Un viaje hace que mi ausencia sea dolorosa para algunos y no da igual estar o no estar en ciertos momentos de la vida. Una sonrisa tiene un efecto y una cara seria tiene otro.
Un grito rasga el alma y quita la paz. Y luego intento pedir perdón, pero ya no es lo mismo. Una discusión no lo deja todo igual, algo cambia. Aunque yo quisiera que lo olvidáramos.
No da igual abrazar que desconocer. No es lo mismo hacer una llamada que nunca contestar el teléfono. No da igual hacer una elección que otra. Tener un detalle o no tenerlo.
De nada vale que me excuse diciendo que soy libre, que tienen que respetar mis decisiones, que la vida es muy larga, que tengo esa forma de ser y no puedo cambiarla.
De nada vale poner excusas o dar razones. Soy así, acéptame, no lo tomes en cuenta. Sí, lo tomo en cuenta. Me hace daño.

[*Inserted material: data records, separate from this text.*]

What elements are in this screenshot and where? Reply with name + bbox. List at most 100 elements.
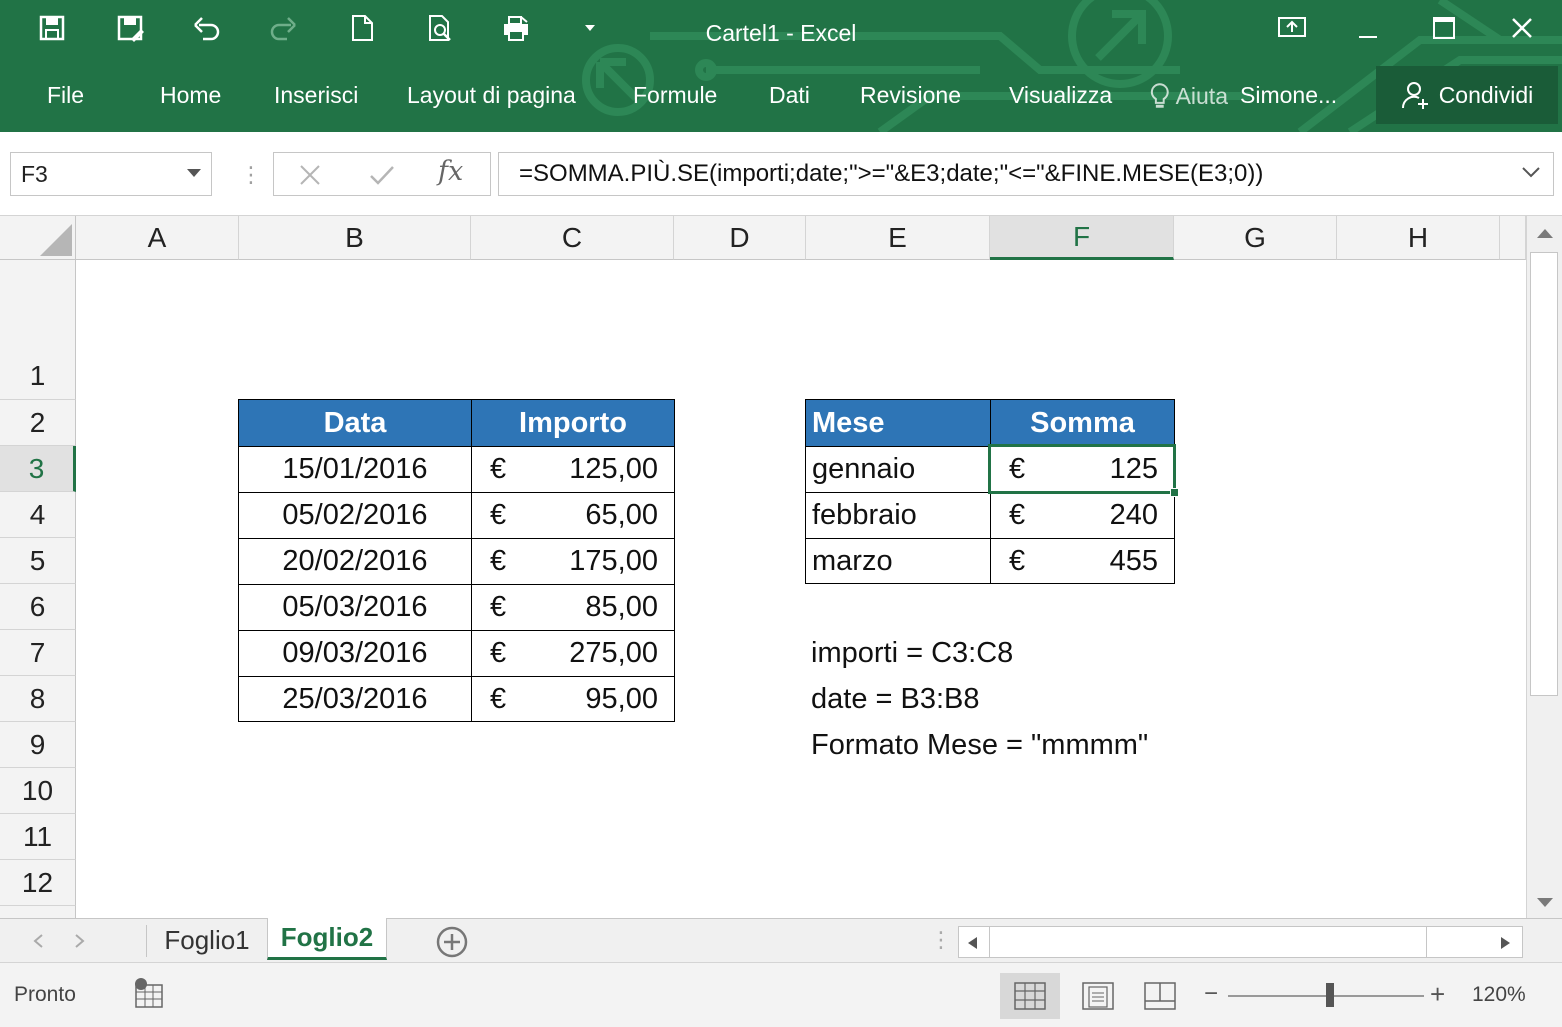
row-header-1[interactable]: 1	[0, 260, 76, 400]
horizontal-scrollbar[interactable]	[958, 926, 1523, 958]
share-button[interactable]: Condividi	[1376, 66, 1558, 124]
amount-cell[interactable]: €125,00	[471, 446, 675, 493]
tab-file[interactable]: File	[47, 82, 84, 109]
name-box-dropdown-icon[interactable]	[187, 169, 201, 177]
row-header-6[interactable]: 6	[0, 584, 76, 630]
select-all-button[interactable]	[0, 216, 76, 260]
minimize-icon[interactable]	[1338, 8, 1398, 48]
row-header-8[interactable]: 8	[0, 676, 76, 722]
page-break-view-button[interactable]	[1130, 973, 1190, 1019]
row-header-7[interactable]: 7	[0, 630, 76, 676]
page-layout-view-button[interactable]	[1068, 973, 1128, 1019]
close-icon[interactable]	[1492, 8, 1552, 48]
row-header-11[interactable]: 11	[0, 814, 76, 860]
amount-cell[interactable]: €85,00	[471, 584, 675, 631]
normal-view-button[interactable]	[1000, 973, 1060, 1019]
tab-home[interactable]: Home	[160, 82, 221, 109]
note-date[interactable]: date = B3:B8	[805, 676, 980, 722]
scroll-up-icon[interactable]	[1535, 226, 1555, 240]
formula-bar: F3 ⋮ fx =SOMMA.PIÙ.SE(importi;date;">="&…	[0, 132, 1562, 216]
maximize-icon[interactable]	[1414, 8, 1474, 48]
row-header-13[interactable]	[0, 906, 76, 918]
date-cell[interactable]: 09/03/2016	[238, 630, 472, 677]
expand-formula-bar-icon[interactable]	[1521, 165, 1541, 179]
title-bar: Cartel1 - Excel File Home Inserisci Layo…	[0, 0, 1562, 132]
amount-cell[interactable]: €275,00	[471, 630, 675, 677]
cancel-entry-icon[interactable]	[298, 163, 322, 187]
tell-me-search[interactable]: Aiuta	[1150, 82, 1228, 110]
tab-insert[interactable]: Inserisci	[274, 82, 358, 109]
note-importi[interactable]: importi = C3:C8	[805, 630, 1013, 676]
month-cell[interactable]: gennaio	[805, 446, 991, 493]
date-cell[interactable]: 25/03/2016	[238, 676, 472, 722]
sheet-tab-foglio2[interactable]: Foglio2	[267, 918, 387, 960]
date-cell[interactable]: 20/02/2016	[238, 538, 472, 585]
formula-bar-grip-icon[interactable]: ⋮	[240, 162, 262, 188]
formula-input[interactable]: =SOMMA.PIÙ.SE(importi;date;">="&E3;date;…	[498, 152, 1554, 196]
tell-me-label: Aiuta	[1175, 82, 1228, 109]
macro-recording-icon[interactable]	[132, 977, 166, 1011]
column-header-g[interactable]: G	[1174, 216, 1337, 260]
amount-cell[interactable]: €175,00	[471, 538, 675, 585]
confirm-entry-icon[interactable]	[368, 163, 396, 187]
column-header-d[interactable]: D	[674, 216, 806, 260]
ribbon-display-options-icon[interactable]	[1262, 8, 1322, 48]
user-name[interactable]: Simone...	[1240, 82, 1337, 109]
column-header-a[interactable]: A	[76, 216, 239, 260]
date-cell[interactable]: 05/02/2016	[238, 492, 472, 539]
status-ready: Pronto	[14, 983, 76, 1006]
new-sheet-icon[interactable]	[435, 925, 469, 959]
name-box[interactable]: F3	[10, 152, 212, 196]
row-header-5[interactable]: 5	[0, 538, 76, 584]
header-somma[interactable]: Somma	[990, 399, 1175, 447]
date-cell[interactable]: 15/01/2016	[238, 446, 472, 493]
row-header-4[interactable]: 4	[0, 492, 76, 538]
amount-cell[interactable]: €65,00	[471, 492, 675, 539]
row-header-2[interactable]: 2	[0, 400, 76, 446]
row-header-10[interactable]: 10	[0, 768, 76, 814]
insert-function-icon[interactable]: fx	[438, 156, 463, 187]
previous-sheet-icon[interactable]	[32, 933, 44, 949]
zoom-out-icon[interactable]: −	[1204, 982, 1218, 1006]
column-header-i[interactable]	[1500, 216, 1526, 260]
share-user-icon	[1401, 82, 1428, 109]
sum-cell[interactable]: €455	[990, 538, 1175, 584]
tab-view[interactable]: Visualizza	[1009, 82, 1112, 109]
next-sheet-icon[interactable]	[74, 933, 86, 949]
column-header-b[interactable]: B	[239, 216, 471, 260]
tab-review[interactable]: Revisione	[860, 82, 961, 109]
zoom-slider-thumb[interactable]	[1326, 983, 1334, 1007]
row-header-3[interactable]: 3	[0, 446, 76, 492]
tabs-split-grip-icon[interactable]: ⋮	[930, 927, 952, 953]
zoom-level[interactable]: 120%	[1472, 983, 1526, 1007]
tab-page-layout[interactable]: Layout di pagina	[407, 82, 576, 109]
row-header-12[interactable]: 12	[0, 860, 76, 906]
header-mese[interactable]: Mese	[805, 399, 991, 447]
worksheet-grid[interactable]: A B C D E F G H 1 2 3 4 5 6 7 8 9 10 11 …	[0, 216, 1526, 918]
column-header-c[interactable]: C	[471, 216, 674, 260]
sum-cell[interactable]: €240	[990, 492, 1175, 539]
amount-cell[interactable]: €95,00	[471, 676, 675, 722]
vertical-scrollbar[interactable]	[1526, 216, 1562, 918]
vertical-scroll-thumb[interactable]	[1530, 252, 1558, 696]
tab-data[interactable]: Dati	[769, 82, 810, 109]
horizontal-scroll-thumb[interactable]	[989, 927, 1427, 957]
active-cell-selection[interactable]	[988, 444, 1176, 494]
month-cell[interactable]: febbraio	[805, 492, 991, 539]
zoom-in-icon[interactable]: +	[1430, 981, 1445, 1007]
row-header-9[interactable]: 9	[0, 722, 76, 768]
fill-handle[interactable]	[1170, 488, 1179, 497]
scroll-down-icon[interactable]	[1535, 896, 1555, 910]
sheet-tab-foglio1[interactable]: Foglio1	[148, 919, 266, 961]
column-header-f[interactable]: F	[990, 216, 1174, 260]
month-cell[interactable]: marzo	[805, 538, 991, 584]
note-formato-mese[interactable]: Formato Mese = "mmmm"	[805, 722, 1148, 768]
scroll-left-icon[interactable]	[965, 935, 979, 951]
date-cell[interactable]: 05/03/2016	[238, 584, 472, 631]
header-data[interactable]: Data	[238, 399, 472, 447]
header-importo[interactable]: Importo	[471, 399, 675, 447]
column-header-e[interactable]: E	[806, 216, 990, 260]
scroll-right-icon[interactable]	[1499, 935, 1513, 951]
column-header-h[interactable]: H	[1337, 216, 1500, 260]
tab-formulas[interactable]: Formule	[633, 82, 717, 109]
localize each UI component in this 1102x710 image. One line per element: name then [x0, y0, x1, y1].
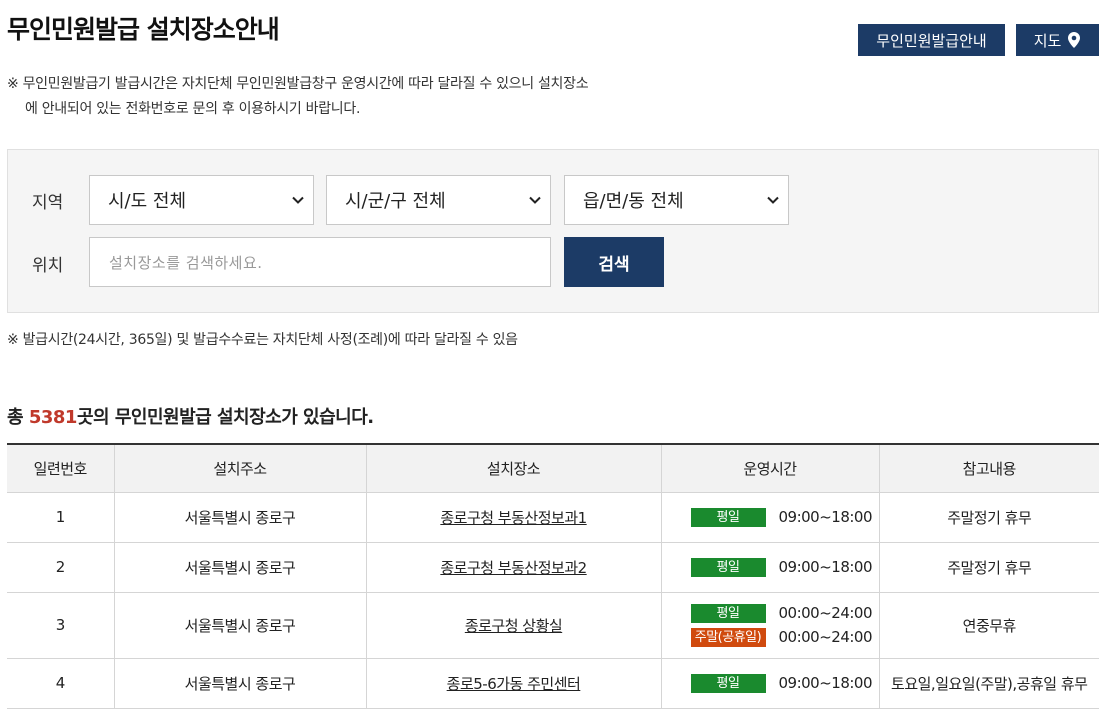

No es evidente aceptar a otra persona en mi vida por imposición, otro padre, otra madre, otro hermano. Las decisiones de los demás me afectan y no permanezco indiferente ante ellas.
Soy honesto. Me importan los demás, sus vidas, sus decisiones. Me afecta lo que deciden. Me duele, aunque lo comprenda.
El dolor de la pérdida me cambia por dentro. Igual que me cambia para bien el amor recibido. Un abrazo me levanta y un insulto me hiere. No soy de piedra.
Educo desde Jesús cuando lo llevo dentro. Y me doy cuenta de que son mis omisiones las que más educan, o mi lenguaje no verbal más que mis palabras. Son mis incoherencias las que se quedan grabadas, más que mis discursos bien elaborados.
Los frutos en el alma de quien se me confía no son míos. Yo sólo riego, planto, podo, o cosecho. Pero no hago crecer la vida, ni la cambio.
Yo no soy perfecto, ni tampoco lo que hago. Sólo sé que lejos de Jesús me quedo frío. Y cerca de Él tengo fuego. Y el mundo se enciende con ese fuego.